Restaurants Getting Personal With Mobile Payments & More Connections

January 10, 2019         By: Steven Anderson

There’s a trend in the market today known as “analytics.” For those not familiar, it basically means “businesses examine all the customer data they have to better determine what it is customers want, and give it to them.” That sounds great and all, but it means that businesses have to have that data in the first place. For restaurants, mobile payments and other systems are calling on analytics to help improve the dining experience, and that’s leaving some restaurant-goers cold.

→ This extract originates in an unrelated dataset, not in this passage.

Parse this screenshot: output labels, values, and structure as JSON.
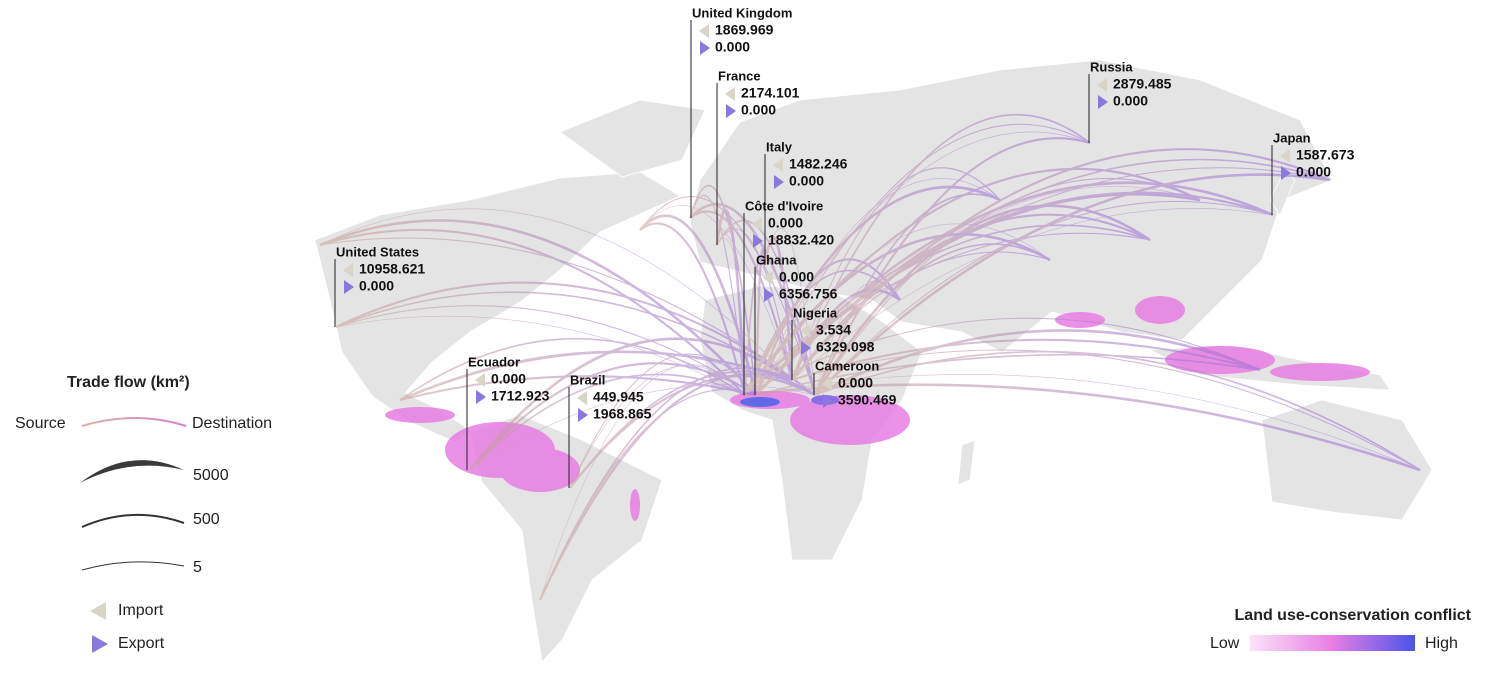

One new release is Taste, a “dining recommendation platform” that helps people determine where a “good” place to eat actually is based on a user’s own history. The app is working right now to build a presence in Albany, New York, but plans to go much wider in the next three to six months. Essentially, customers tell Taste where they’ve eaten already, and where they’ve enjoyed eating, and the Taste platform works some of that analytics magic to tell people where else they might like a table.

The app comes with two different versions: a free and paid premium version. The biggest difference between the two is that the premium version will automatically update by examining users’ credit card statements and similar matter to spot dining-related transactions and file same accordingly.

It’s also set to help bring together dining platforms; not everyone has their reservations systems available on every platform, so someone may be, for example, trying to set up a reservation on OpenTable when the restaurant only accepts Wisely reservations.

Some here are likely freaked out at the notion that an app is searching credit card data looking for any reference to a restaurant—how long before it threatens to email your wife with all those “lunch dates” you made?—but that’s the nature of analytics. Analytics requires data to work, and it needs to get that data from somewhere. Sure, we understand, on a visceral level—the app needs to know where you’ve eaten already to make suggestions about future places to eat—yet we’re all likely still concerned.

Any kind of app like Taste needs to make it clear how it’s protecting all the data it’s collecting, even as it collects said data. Doing anything less will run off more potential users than it could have picked up.